I walked into the laundry room and saw a huge spider. Mega spider. The sort of spider an arachnophobe dreads finding in her home. I yelled for my husband, also an arachnophobe.
“I’ve got a spider I need you to kill, and you’re not going to like the look of it!”
He saw it, shuddered, and found something to kill it with. It was in an awkward spot, perched high up in the corner behind the washing machine. I left the room, because if there’s anything worse than seeing a giant spider in my laundry room it’s seeing a giant spider move in my laundry room.
I’m safely out of the room, playing with the baby, when I hear, “Whoa! The fucker jumped at me!” This is totally not what I wanted to hear, and I said as much.
“Well, he’s gone,” says my husband.
“Gone?” I query. I’m completely unsatisfied with this.
“He jumped at me, and then dropped behind the washing machine. I’m not going to pull the washer out to hunt for the spider. He probably crawled into a dark crevice. I’m sure you’ll never see him again.”
I’ll spare you the whining and sniveling that came after that statement. I wasn’t happy with the outcome, but conceded that pulling the washing machine out was not a viable option.
Fast forward a week.
My husband is washing baby bottles in the kitchen, and I’m sitting on the floor with the baby in the basement.

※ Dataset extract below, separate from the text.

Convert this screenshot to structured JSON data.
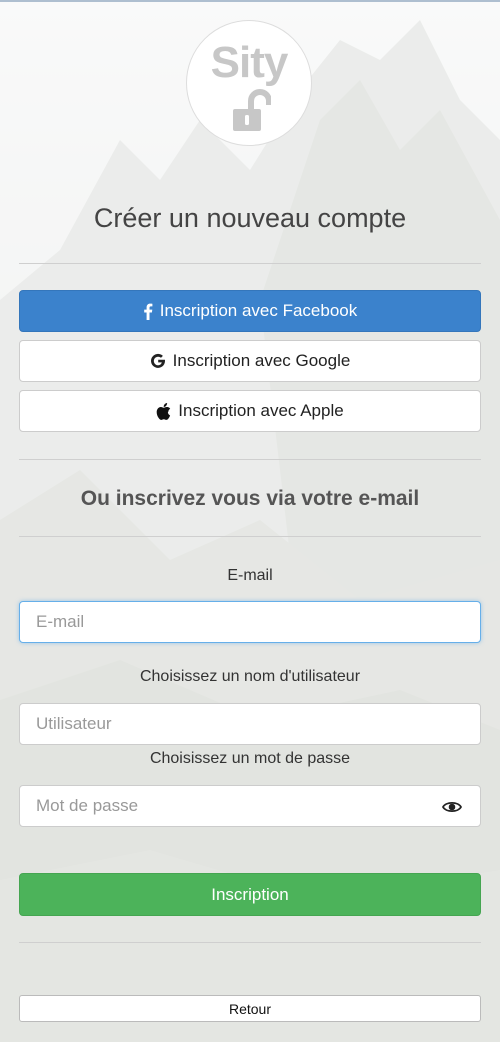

We’re playing with a new toy I got her at a yard sale. There are toys all around us, and a pillow behind her. Happy music is playing. She’s pushing buttons on this big flat orange toy, which I am holding up for her. She’s smiling, laughing, learning, we’re having a great time. And then a giant spider falls on her face.
Seriously, right on her face. On her happy smiling face. On her smart, innocent, learning little face. This spider had so much weight that I heard it land. And I started to scream. Loudly. Terrifyingly.
In a split second I had at least a dozen thoughts. Fuck! I don’t want to touch it! Can it bite?! Did it bite?! Where’s the web?! Where’s Paul?! That was so loud! EW EW EW EW EW EW EW! Did she even notice?! How loud am I screaming?! Face! Her face! How do I get it off of her without touching it?! OMG OMG OMG OMFG!!! I was never supposed to see him again! Her FACE!
And lightning fast, I pushed/smacked/brushed it from her face to her chest, as she fell backwards on to the pillow. Then I swiped it sideways off of her shirt and on to the floor. While screaming like a mad warrior I took the big bright orange toy we had been playing with and smashed the spider with it twice, hard, so hard that I was surprised the next time I turned on the toy and it worked.
I snatched up my, now terrified and stunned and screaming right along with me, baby. I looked towards the stairs, where my husband was standing in a panic. He had practically flown down the stairs. He’d heard my screams and by their severity judged our daughter to be dead.
“Spider! On her face!” was all I could get out, while pointing at the play area. He inspected the area, and found the giant spider, dead, under the orange educational toy.
“Huh. And I thought we’d never see him again.”
Instead of smacking him I just continued soothing our terrified baby. And I made a mental note. Next time he says I’ll never see the spider again, I will not believe him. And inconvenience be damned, I’m going to make him pull out the damn washing machine.
Thanks, NaBloPoMo, for giving me the prompt for this post. This is easily the most traumatic thing that’s happened to me since getting the epidural I needed for my c-section.